Philadelphia Eagles quarterback Michael Vick canceled a series of book signing dates because of "credible threats," his book publishers said.
"Despite warnings of planned protests, Vick had hoped to continue with the appearances as planned, bringing his story of redemption and second chance to major markets," said Worthy Publishing, a Tennessee-based Christian publishing company. "However, once the reported protests escalated into threats of violence against the retailers, Worthy Publishing, Vick and his family, decided to cancel the events."
Vick, who spent about 18 months in federal prison after pleading guilty to dogfighting charges in 2007, has been trying to turn his life and his image around in recent years.
In September, he continued his rehabilitation campaign by donating about $200,000 for a new football field for a Philadelphia inner-city youth football team. At the time, Vick said the donation was a gift to the City of Brotherly Love for embracing him after the Eagles signed him following his release from prison.
But not all have embraced the new Michael Vick.
The quarterback was set to promote his new autobiography "Finally Free," but had to cancel upcoming dates across the country after threats to Barnes & Noble Booksellers and an independent bookstore in New Jersey.

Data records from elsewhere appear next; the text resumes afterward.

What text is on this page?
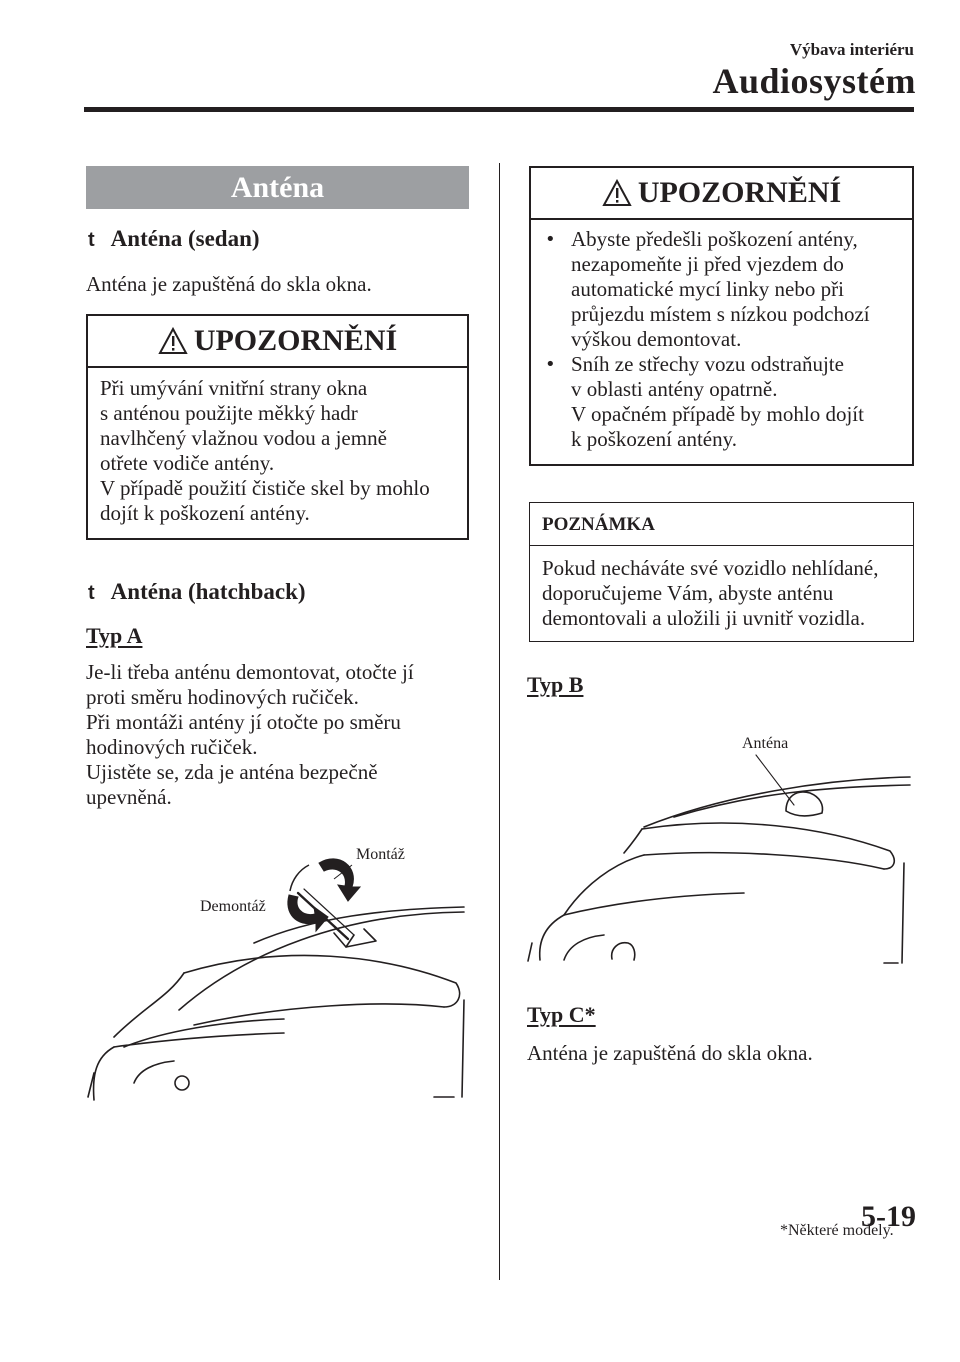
Výbava interiéru
Audiosystém
Anténa
t Anténa (sedan)
Anténa je zapuštěná do skla okna.
UPOZORNĚNÍ
Při umývání vnitřní strany okna
s anténou použijte měkký hadr
navlhčený vlažnou vodou a jemně
otřete vodiče antény.
V případě použití čističe skel by mohlo
dojít k poškození antény.
t Anténa (hatchback)
Typ A
Je-li třeba anténu demontovat, otočte jí
proti směru hodinových ručiček.
Při montáži antény jí otočte po směru
hodinových ručiček.
Ujistěte se, zda je anténa bezpečně
upevněná.
Montáž
Demontáž
UPOZORNĚNÍ
• Abyste předešli poškození antény,
nezapomeňte ji před vjezdem do
automatické mycí linky nebo při
průjezdu místem s nízkou podchozí
výškou demontovat.
• Sníh ze střechy vozu odstraňujte
v oblasti antény opatrně.
V opačném případě by mohlo dojít
k poškození antény.
POZNÁMKA
Pokud necháváte své vozidlo nehlídané,
doporučujeme Vám, abyste anténu
demontovali a uložili ji uvnitř vozidla.
Typ B
Anténa
Typ C*
Anténa je zapuštěná do skla okna.
*Některé modely.
5-19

"It is disturbing that a few extremists would threaten Vick's family and store employees," said Vick's spokesman Chris Shigas. "Michael Vick has millions of fans and has countless letters from teachers thanking him for inspiring students to make positive change."
Last year, Vick announced he had gotten a dog for his family in an effort to show his children how to have a healthy relationship with animals.
"This is an opportunity to break the cycle," Vick said in a statement in October. "To that end, I will continue to honor my commitment to animal welfare and be an instrument of positive change."